Are Mediators Lawyers?

Are mediators lawyers? We get asked this question often when we receive an enquiry, yes and no is this answer, which is also the answer to, does my mediator need to be a lawyer. Several of our mediators are lawyers and barristers, or in some way employed within the legal sector, whereas a number are not.

Most mediators do have a day job so to speak, primarily that will be within the legal sector (not always the case), that is certainly the case with the majority of our mediators who then run their mediation practices alongside their day job.

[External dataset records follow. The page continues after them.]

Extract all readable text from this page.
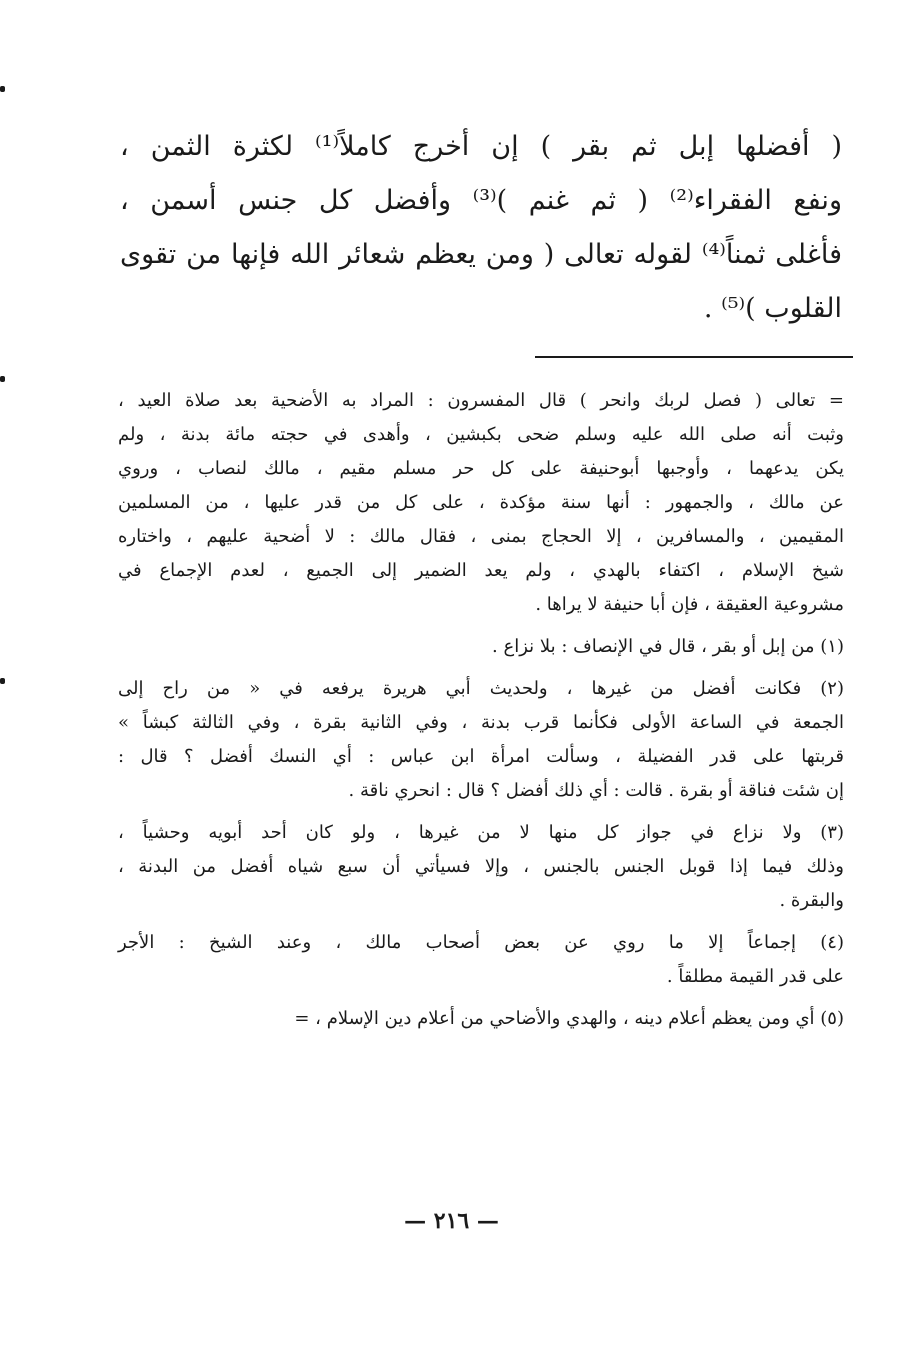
( أفضلها إبل ثم بقر ) إن أخرج كاملاً⁽¹⁾ لكثرة الثمن ،
ونفع الفقراء⁽²⁾ ( ثم غنم )⁽³⁾ وأفضل كل جنس أسمن ،
فأغلى ثمناً⁽⁴⁾ لقوله تعالى ( ومن يعظم شعائر الله فإنها من تقوى
القلوب )⁽⁵⁾ .
= تعالى ( فصل لربك وانحر ) قال المفسرون : المراد به الأضحية بعد صلاة العيد ،
وثبت أنه صلى الله عليه وسلم ضحى بكبشين ، وأهدى في حجته مائة بدنة ، ولم
يكن يدعهما ، وأوجبها أبوحنيفة على كل حر مسلم مقيم ، مالك لنصاب ، وروي
عن مالك ، والجمهور : أنها سنة مؤكدة ، على كل من قدر عليها ، من المسلمين
المقيمين ، والمسافرين ، إلا الحجاج بمنى ، فقال مالك : لا أضحية عليهم ، واختاره
شيخ الإسلام ، اكتفاء بالهدي ، ولم يعد الضمير إلى الجميع ، لعدم الإجماع في
مشروعية العقيقة ، فإن أبا حنيفة لا يراها .
(١) من إبل أو بقر ، قال في الإنصاف : بلا نزاع .
(٢) فكانت أفضل من غيرها ، ولحديث أبي هريرة يرفعه في « من راح إلى
الجمعة في الساعة الأولى فكأنما قرب بدنة ، وفي الثانية بقرة ، وفي الثالثة كبشاً »
قربتها على قدر الفضيلة ، وسألت امرأة ابن عباس : أي النسك أفضل ؟ قال :
إن شئت فناقة أو بقرة . قالت : أي ذلك أفضل ؟ قال : انحري ناقة .
(٣) ولا نزاع في جواز كل منها لا من غيرها ، ولو كان أحد أبويه وحشياً ،
وذلك فيما إذا قوبل الجنس بالجنس ، وإلا فسيأتي أن سبع شياه أفضل من البدنة ،
والبقرة .
(٤) إجماعاً إلا ما روي عن بعض أصحاب مالك ، وعند الشيخ : الأجر
على قدر القيمة مطلقاً .
(٥) أي ومن يعظم أعلام دينه ، والهدي والأضاحي من أعلام دين الإسلام ، =
— ٢١٦ —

A number of our mediators used to be lawyers, practice within the law, but have now become full time commercial mediators and that is all they focus upon now. Equally a few of them are non practicing lawyers and barristers.

Equally several of our mediators and mediators in general, will slowly build their mediation practice up and once they have become established as a mediator they will then give up the day job whatever that may be and just mediate full time, into and alongside their retirement.

That is what I did, although I’m not ready to retire just yet.

Are Mediators Lawyers – Do They Need To Be?

Do mediators need to be lawyers, no, not unless you wish them to be, something which we have covered in previous articles briefly. It is useful however to have a basic understanding of the law and how it operates.

It is important to note, not all of our mediators work within the legal sector, for example some of our mediators are accountants, managers, directors, dentists, academics, to mention a few – so a wide range of professions.

Are Mediators Lawyers – Advantages v Disadvantages! 

In short, it can be a distinct advantage or disadvantage to have a mediator who is a lawyer as has been debated for several years amongst the mediation community.

I once was appointed for a boundary dispute because I am a none lawyer mediator, the claimants lawyer said and I quote, ‘I choose you to mediate as I had the choice of 3 mediators, the first was a trainee lawyer, who I felt was very inexperienced, the second a lawyer with extensive experience, and I felt that there was the danger of him just quoting the law to me, the third was you, who was the none lawyer mediator, however you had extensive mediation experience, so I assumed you understood and knew the law, especially as you had a law degree and would not sit their quoting the law to me.’

Thankfully, that boundary dispute was successfully mediated; however, as I have said before, although at times an industry specific mediator can be advantageous, it can in my humble opinion be a disadvantage, I have and always firmly believed a good mediator can and should be able to mediate any type of dispute!

Equally a mediator should always refuse to mediate a matter if they feel they do not have the relevant experience to mediate that dispute, despite how good they are at mediating.